The patent implements dynamic symbol width adjustment capability in the RANS encoder and decoder, allowing the symbol width to be changed based on the statistical characteristics of the input data. The system can adaptively select from multiple symbol width configurations (e.g., 8-bit, 16-bit, 32-bit) to optimize compression performance for different symbol distributions while maintaining a unified hardware architecture that supports all configurations.

Inventive Principle:
Principle #15Dynamics

Solution Approach 2:

The patent enables change of key parameters including symbol width, probability distribution models, and state representation formats to match the characteristics of different input data. By allowing these parameters to be dynamically adjusted based on data analysis, the system achieves high adaptability to various symbol distributions without requiring completely different hardware designs for each case.

Inventive Principle:
Principle #35Parameter changes

4Productivity

If RANS decoder state is retained across all fragments, then compression efficiency is improved, but adaptability to different data patterns deteriorates

Engineering Contradiction:
Improvecompression efficiencyVSAvoidadaptability to data patterns
Core Design Contradiction:
ProductivityVSAdaptability or versatility

Solution Approach 1:

The patent implements dynamic state management where the decoder can selectively retain or flush its internal state based on the characteristics of incoming data fragments. The system analyzes data patterns and dynamically decides whether to maintain continuity of the decoder state for compression efficiency or to flush and reinitialize the state for better adaptability to new data patterns, providing flexible adaptation to different data scenarios.

Inventive Principle:
Principle #15Dynamics

Solution Approach 2:

The patent employs periodic flushing of the decoder state at designated fragment boundaries or based on data pattern detection. This periodic state reset allows the system to adapt to changing data distributions while maintaining compression efficiency within each fragment, creating a rhythm of state retention and flushing that balances both compression performance and adaptability.

Inventive Principle:
Principle #19Periodic action

Data Source

PatentEP3991303B1Features of range asymmetric number system encoding and decoding
Publication Date: 2025.09.10 MICROSOFT TECHNOLOGY LICENSING LLC
  • EP3991303B1 patent drawingFigure 1
  • EP3991303B1 patent drawingFigure 2a~2b
  • EP3991303B1 patent drawingFigure 3~4

AI summary

Innovations in range asymmetric number system ("RANS") coding and decoding are described herein. Some of the innovations relate to hardware implementations of RANS decoding that organize operations in two phases, which can improve the computational efficiency of RANS decoding.

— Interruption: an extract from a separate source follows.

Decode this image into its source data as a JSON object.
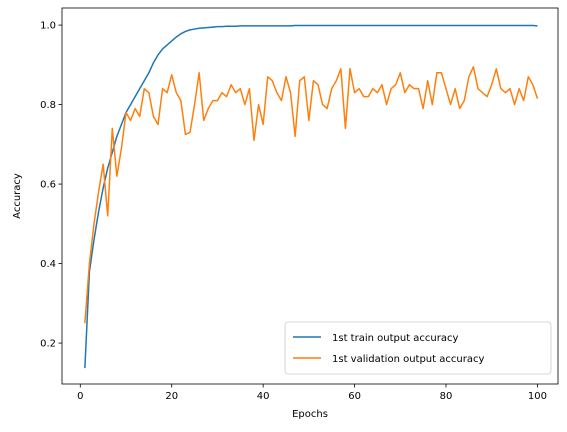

Other innovations relate to adapting RANS encoding/decoding for different distributions or patterns of values for symbols. For example, RANS encoding/decoding can adapt by switching a default symbol width (the number of bits per symbol), adjusting symbol width on a fragment-by-fragment basis for different fragments of symbols, switching between different static probability models on a fragment-by-fragment basis for different fragments of symbols, and/or selectively flushing (or retaining) the state of a RANS decoder on a fragment-by-fragment basis for different fragments of symbols. In many cases, such innovations can improve compression efficiency while also providing computationally efficient performance.